Today has been lovely. Really nice. The kids have loved having Papa here and Martha declared at dinner time that she doesn’t want him to leave tomorrow. I think that made him feel loved tonight, I hope so anyway.
So, mixed feelings today really. It has been lovely and I have adored having my dad to look after, but there has been a gap, a big Mum-shaped hole next to us all day. The garden centre was a particularly odd experience. The last time I went to one and indeed, all the times I have been to buy my Spring plants before that, I have had Mum with me. She was always so confident and bloody capable and instead of Dad and I wandering around picking out random selections of plants today, she would have known stuff. She’d have known what was the right choice for some hanging baskets. She’d have known whether we needed trailing plants or erect (is that the right word?) ones. She’d just have been very competent and confident walking around the plants, probably negotiating the turns better with that awful trolley too. It hit me when I turned to Dad and asked his advice on whether I should pick one tray full of small green things or another – he didn’t really know. Mum would have known and for a few moments today in that garden centre, I heard her answer me. I heard the old Mum – not the new, confused, ill one, the stranger who lives in her body – I heard my mum’s voice answer me, telling me brightly and confidently that whatever I chose would be okay and we’d simply make it work. It made me catch my breath for a moment. Reality checking in on me, making sure I wasn’t too settled, making sure I knew the gravity of our situation, making sure I didn’t forget. As if I could.
So, we have been very aware of the mum-shaped hole, gaping open like a festering wound beside us all day and we have done the only thing we could do – we have made the best of it, my dad and I. We have laughed and we have got very dirty fingernails. We lifted things that were too heavy for us and we will, no doubt have some aches and pains tomorrow when Dad will go home to find Mum completely unaware that he has been away at all. She apparently didn’t know that Sheila was there today when Emma rang her. “Sheila’s with you then, Mum?” she asked.
“No. There is no one here. Is Sheila coming tomorrow?”

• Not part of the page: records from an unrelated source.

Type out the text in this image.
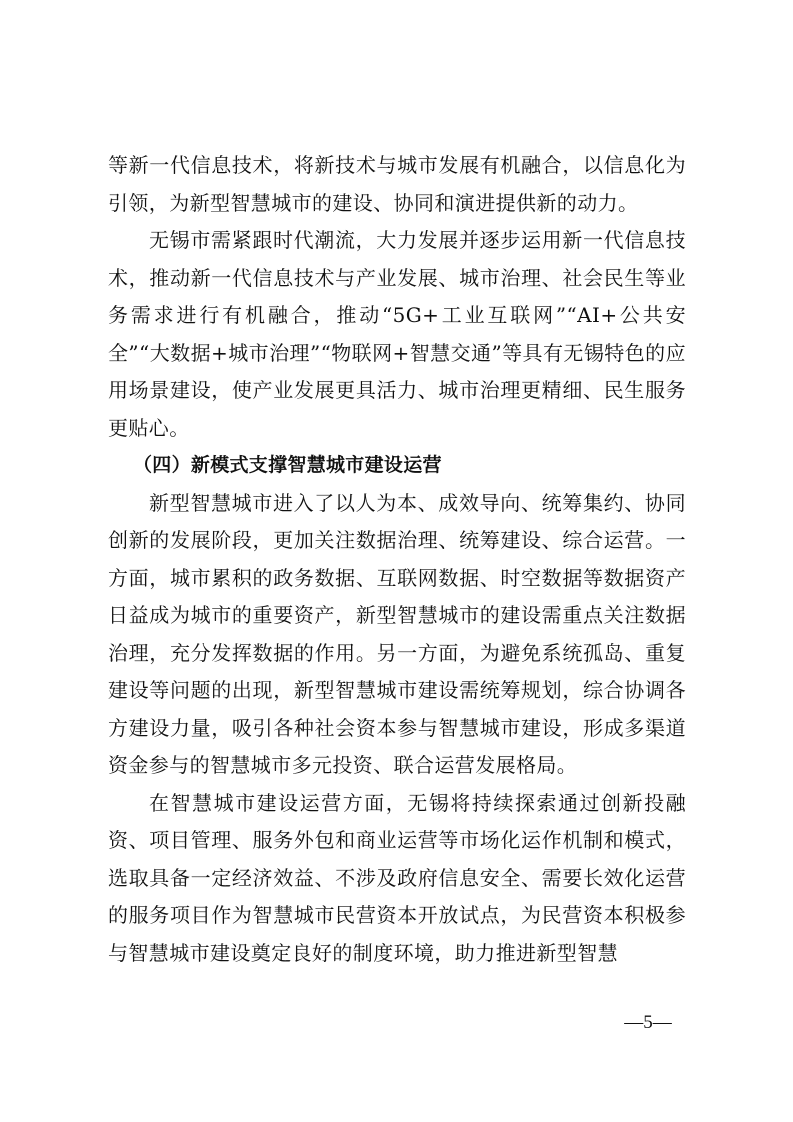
等新一代信息技术，将新技术与城市发展有机融合，以信息化为引领，为新型智慧城市的建设、协同和演进提供新的动力。

无锡市需紧跟时代潮流，大力发展并逐步运用新一代信息技术，推动新一代信息技术与产业发展、城市治理、社会民生等业务需求进行有机融合，推动“5G+工业互联网”“AI+公共安全”“大数据+城市治理”“物联网+智慧交通”等具有无锡特色的应用场景建设，使产业发展更具活力、城市治理更精细、民生服务更贴心。

（四）新模式支撑智慧城市建设运营

新型智慧城市进入了以人为本、成效导向、统筹集约、协同创新的发展阶段，更加关注数据治理、统筹建设、综合运营。一方面，城市累积的政务数据、互联网数据、时空数据等数据资产日益成为城市的重要资产，新型智慧城市的建设需重点关注数据治理，充分发挥数据的作用。另一方面，为避免系统孤岛、重复建设等问题的出现，新型智慧城市建设需统筹规划，综合协调各方建设力量，吸引各种社会资本参与智慧城市建设，形成多渠道资金参与的智慧城市多元投资、联合运营发展格局。

在智慧城市建设运营方面，无锡将持续探索通过创新投融资、项目管理、服务外包和商业运营等市场化运作机制和模式，选取具备一定经济效益、不涉及政府信息安全、需要长效化运营的服务项目作为智慧城市民营资本开放试点，为民营资本积极参与智慧城市建设奠定良好的制度环境，助力推进新型智慧

—5—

I will now go and help tidy the kitchen and create my own mess as I put together something for dinner. If Mum were here she’d have whipped us all into shape – the kitchen would be spotless, the cake would have been delicious (tasting has yet to be done on my dad’s creation, so no verdict as yet), my ironing would have been done and put away and the kids would have been bathed and put to bed with stories from both her and my dad. Instead, we try and fill the dark, gaping Mum-shaped hole as best we can, conscious all the time of how inadequate we are at it, of how difficult it is, of how much she is missed …. all the bloody time.